Kinnel: Exactly. This is a fund that's at the shorter end of its peer group. It's got less duration and that means lower interest rate risk. It's almost a money market substitute. It's got a little more risk than money markets for sure, but still much less risk than its peer group and obviously lower fee so it doesn't need to take much risk. But again, that pays off in the down markets, but also you can just use it appropriately. If you've got other muni funds with longer duration, it can offset that. Just a very conservative fund. Again, when interest rates rise, it's going to do better. When interest rates are declining, when the bonds are rallying, it's going to lag. That's just a given.

Benz: Royce, Dreyfus, and the Vanguard Short-Term Tax-Exempt, all conservative versions within their category. That explains their recent underperformance. The last fund is Artisan International Small Cap. It doesn't really fit with that mold of the funds that we've just discussed. Let's talk about what's going on there. It's a fund we like. We've got it with a Silver rating, but its results haven't looked that great recently.
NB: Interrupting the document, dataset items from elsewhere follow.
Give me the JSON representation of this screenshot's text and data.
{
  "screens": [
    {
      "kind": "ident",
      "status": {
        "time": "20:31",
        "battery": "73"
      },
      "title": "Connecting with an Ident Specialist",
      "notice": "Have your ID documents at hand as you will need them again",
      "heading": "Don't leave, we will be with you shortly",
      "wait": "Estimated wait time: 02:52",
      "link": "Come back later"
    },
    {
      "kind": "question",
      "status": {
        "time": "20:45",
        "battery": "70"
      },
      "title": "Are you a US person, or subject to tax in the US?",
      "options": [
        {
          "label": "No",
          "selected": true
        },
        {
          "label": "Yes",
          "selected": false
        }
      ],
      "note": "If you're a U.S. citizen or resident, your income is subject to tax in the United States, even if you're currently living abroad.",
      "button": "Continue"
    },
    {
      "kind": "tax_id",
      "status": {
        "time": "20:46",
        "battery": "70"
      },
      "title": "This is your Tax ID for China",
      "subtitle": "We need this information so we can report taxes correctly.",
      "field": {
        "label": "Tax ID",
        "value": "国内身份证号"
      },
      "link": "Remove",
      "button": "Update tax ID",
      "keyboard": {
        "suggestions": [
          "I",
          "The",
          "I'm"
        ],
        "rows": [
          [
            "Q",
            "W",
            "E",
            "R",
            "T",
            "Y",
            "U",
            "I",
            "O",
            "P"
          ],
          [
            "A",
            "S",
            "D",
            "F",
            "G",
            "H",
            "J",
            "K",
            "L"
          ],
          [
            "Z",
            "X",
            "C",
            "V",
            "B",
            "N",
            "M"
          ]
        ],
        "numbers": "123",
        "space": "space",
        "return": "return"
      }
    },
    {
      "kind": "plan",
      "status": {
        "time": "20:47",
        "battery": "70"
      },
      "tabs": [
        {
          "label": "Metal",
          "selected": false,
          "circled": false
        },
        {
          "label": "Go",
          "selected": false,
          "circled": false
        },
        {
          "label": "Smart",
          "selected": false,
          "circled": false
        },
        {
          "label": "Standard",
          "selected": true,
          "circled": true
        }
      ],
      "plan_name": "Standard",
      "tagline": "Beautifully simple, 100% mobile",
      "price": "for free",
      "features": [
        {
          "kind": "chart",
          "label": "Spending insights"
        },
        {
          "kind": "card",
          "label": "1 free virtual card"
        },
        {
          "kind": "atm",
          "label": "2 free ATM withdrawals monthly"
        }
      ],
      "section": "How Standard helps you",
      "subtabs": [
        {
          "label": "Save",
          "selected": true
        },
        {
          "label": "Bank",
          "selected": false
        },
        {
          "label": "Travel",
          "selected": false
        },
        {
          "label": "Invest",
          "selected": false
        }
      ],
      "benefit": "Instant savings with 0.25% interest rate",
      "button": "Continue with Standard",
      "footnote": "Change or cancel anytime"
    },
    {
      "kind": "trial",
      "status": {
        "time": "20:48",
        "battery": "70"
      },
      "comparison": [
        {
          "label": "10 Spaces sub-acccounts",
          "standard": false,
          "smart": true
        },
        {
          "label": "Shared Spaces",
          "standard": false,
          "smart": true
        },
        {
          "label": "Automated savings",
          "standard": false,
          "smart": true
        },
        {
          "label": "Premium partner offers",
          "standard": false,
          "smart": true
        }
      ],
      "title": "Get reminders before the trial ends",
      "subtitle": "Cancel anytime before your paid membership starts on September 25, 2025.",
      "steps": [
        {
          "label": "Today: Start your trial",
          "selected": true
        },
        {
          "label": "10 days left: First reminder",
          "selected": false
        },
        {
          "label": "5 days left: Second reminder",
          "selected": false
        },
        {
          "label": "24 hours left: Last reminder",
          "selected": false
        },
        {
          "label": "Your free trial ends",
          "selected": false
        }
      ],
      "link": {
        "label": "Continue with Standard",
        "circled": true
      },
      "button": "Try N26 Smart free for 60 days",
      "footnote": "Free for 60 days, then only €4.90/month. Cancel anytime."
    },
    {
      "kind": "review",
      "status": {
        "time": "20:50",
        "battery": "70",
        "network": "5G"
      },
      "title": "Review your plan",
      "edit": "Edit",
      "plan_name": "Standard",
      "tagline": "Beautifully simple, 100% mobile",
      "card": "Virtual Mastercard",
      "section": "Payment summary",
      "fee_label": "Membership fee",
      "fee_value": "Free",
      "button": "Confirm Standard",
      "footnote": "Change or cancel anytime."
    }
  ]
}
Kinnel: That's right. And we can't blame its conservatism. It's really about as risky as the typical foreign small-cap fund.

Benz: Which is kind of a risky category to begin with?

Kinnel: It is. It is. If you look at the bear market from '08-'09, this is a category and this is a fund that really got smacked--lost about two-thirds of their value. So not low risk. But the reason here is more just quirkiness. It's a fund that's got over 70% in Europe compared to about 30% for the peer group. It's got less in emerging markets, much less in Japan. It's kind of just going to have unusual performance relative to the peer group. It's also got big individual stock positions. Just quirky performance. We still have faith because Yockey's very long-term record is still good, and we don't see where anything has changed. He is very good at closing the fund so that it doesn't get too big …

Benz: And it's currently closed to new investors?

Kinnel: Yes, so that gives us faith that he is still doing what he has always done. It just hasn't worked out. I wouldn't position this as a conservative fund. It just appears to be a good fund that's just had a bad streak.

Benz: Just to follow up on the closing comment. Royce Special Equity, I know that's another one that's been closed on and off over the years. Where is it now?

Kinnel: It's open today.

Benz: Open to new investors. Russ, always great to hear your insights. Thank you so much for being here.

Kinnel: You're welcome.

Benz: Thanks for watching. I'm Christine Benz for Morningstar.com.